Cent jours pour l’homme du peuple mexicain, Andrés Manuel López Obrador

En juillet dernier, Andrés Manuel López Obrador (AMLO) arrivait largement en tête du scrutin présidentiel au Mexique. Avec 53% des voix, AMLO surplombait tous ses adversaires et devint le président le plus largement soutenu par la population de toute l’histoire mexicaine. Il brisait de la même façon l’hégémonie du Partido Revolucionario Institucional (PRI) sur les institutions du pays et obtint une majorité écrasante au Parlement mexicain.

Photo : Televisa

Andrés Manuel López Obrador se fit élire porté par son projet de quatrième transformation et le mouvement MORENA, (Movimiento de Regeneracion Nacional).

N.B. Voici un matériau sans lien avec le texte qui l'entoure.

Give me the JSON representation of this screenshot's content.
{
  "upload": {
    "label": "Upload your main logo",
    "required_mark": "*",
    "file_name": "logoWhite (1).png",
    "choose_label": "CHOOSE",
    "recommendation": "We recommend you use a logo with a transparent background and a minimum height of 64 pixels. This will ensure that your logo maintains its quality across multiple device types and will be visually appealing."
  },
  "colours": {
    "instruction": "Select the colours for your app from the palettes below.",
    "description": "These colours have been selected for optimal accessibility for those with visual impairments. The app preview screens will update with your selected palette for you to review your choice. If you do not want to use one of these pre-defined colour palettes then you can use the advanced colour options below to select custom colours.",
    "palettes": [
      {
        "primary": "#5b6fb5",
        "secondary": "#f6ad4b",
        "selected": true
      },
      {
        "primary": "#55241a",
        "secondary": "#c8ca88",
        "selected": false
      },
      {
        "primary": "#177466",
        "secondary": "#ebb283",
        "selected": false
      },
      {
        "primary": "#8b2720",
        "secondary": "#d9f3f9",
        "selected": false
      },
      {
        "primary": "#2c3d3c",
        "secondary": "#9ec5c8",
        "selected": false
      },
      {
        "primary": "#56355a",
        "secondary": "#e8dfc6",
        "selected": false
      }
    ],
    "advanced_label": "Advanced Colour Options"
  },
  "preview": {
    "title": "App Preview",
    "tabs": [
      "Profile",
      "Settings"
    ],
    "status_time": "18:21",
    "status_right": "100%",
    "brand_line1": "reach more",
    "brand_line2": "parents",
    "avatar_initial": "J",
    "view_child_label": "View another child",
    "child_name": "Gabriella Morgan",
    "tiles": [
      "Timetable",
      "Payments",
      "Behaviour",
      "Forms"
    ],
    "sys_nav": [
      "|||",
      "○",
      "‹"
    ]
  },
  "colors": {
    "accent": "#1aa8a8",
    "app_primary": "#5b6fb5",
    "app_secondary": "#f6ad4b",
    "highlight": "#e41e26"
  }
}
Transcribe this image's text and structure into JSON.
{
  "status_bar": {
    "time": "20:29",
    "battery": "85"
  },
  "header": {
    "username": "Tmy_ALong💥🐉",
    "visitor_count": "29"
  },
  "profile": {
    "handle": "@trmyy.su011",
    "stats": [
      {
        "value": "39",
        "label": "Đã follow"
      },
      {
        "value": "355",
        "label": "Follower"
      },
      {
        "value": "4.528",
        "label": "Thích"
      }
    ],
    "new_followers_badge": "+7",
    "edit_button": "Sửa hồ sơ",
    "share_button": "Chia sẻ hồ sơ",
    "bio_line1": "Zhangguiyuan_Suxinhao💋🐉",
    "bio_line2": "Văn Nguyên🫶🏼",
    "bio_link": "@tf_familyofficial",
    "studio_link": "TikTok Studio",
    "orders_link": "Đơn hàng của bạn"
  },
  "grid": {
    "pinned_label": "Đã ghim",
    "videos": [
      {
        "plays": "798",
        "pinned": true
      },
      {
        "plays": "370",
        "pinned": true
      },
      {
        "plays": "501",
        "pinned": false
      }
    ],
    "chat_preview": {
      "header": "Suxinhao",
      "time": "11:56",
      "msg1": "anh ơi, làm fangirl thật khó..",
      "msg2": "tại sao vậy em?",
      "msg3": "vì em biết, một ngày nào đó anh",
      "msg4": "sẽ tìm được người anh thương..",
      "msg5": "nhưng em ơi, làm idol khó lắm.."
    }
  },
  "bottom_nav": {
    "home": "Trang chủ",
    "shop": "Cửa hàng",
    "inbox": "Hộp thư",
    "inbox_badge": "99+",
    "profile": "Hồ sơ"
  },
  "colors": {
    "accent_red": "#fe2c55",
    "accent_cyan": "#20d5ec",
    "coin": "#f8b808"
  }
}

En décembre dernier, après cinq mois de transition, il succéda à Enrique Peña Nieto, qui laissa son poste avec 18% d’opinions favorables et un mandat entaché par la montée de l’insécurité et de la violence dans tout le pays, ainsi que de nombreux scandales de corruption au sein de ses troupes. Après plus de cent jours au pouvoir, la cote de popularité d’AMLO au sein de la société mexicaine reste extrêmement élevé (près de 80% d’opinions favorables). Attardons-nous sur les principales mesures mises en place par le nouveau gouvernement.

Programmes sociaux

Il avait été élu sous le slogan «Los pobres, primero», dans un pays où 50% de la population vit en situation de pauvreté. Parmi les mesures phares de son budget pour 2019, AMLO annonçait le déblocage de 6 milliards de dollars pour soutenir les jeunes, via un système de bourses, à poursuivre leur éducation ainsi que se former en entreprise. De l’autre côté de l’échelle générationnelle, le budget prévoit également une aide financière universelle aux personnes âgées et handicapées. Pour les travailleurs les plus pauvres, une revalorisation du salaire minimum à hauteur de 16% fut également mise en route (bien que celui-ci reste un des plus faibles d’Amérique latine).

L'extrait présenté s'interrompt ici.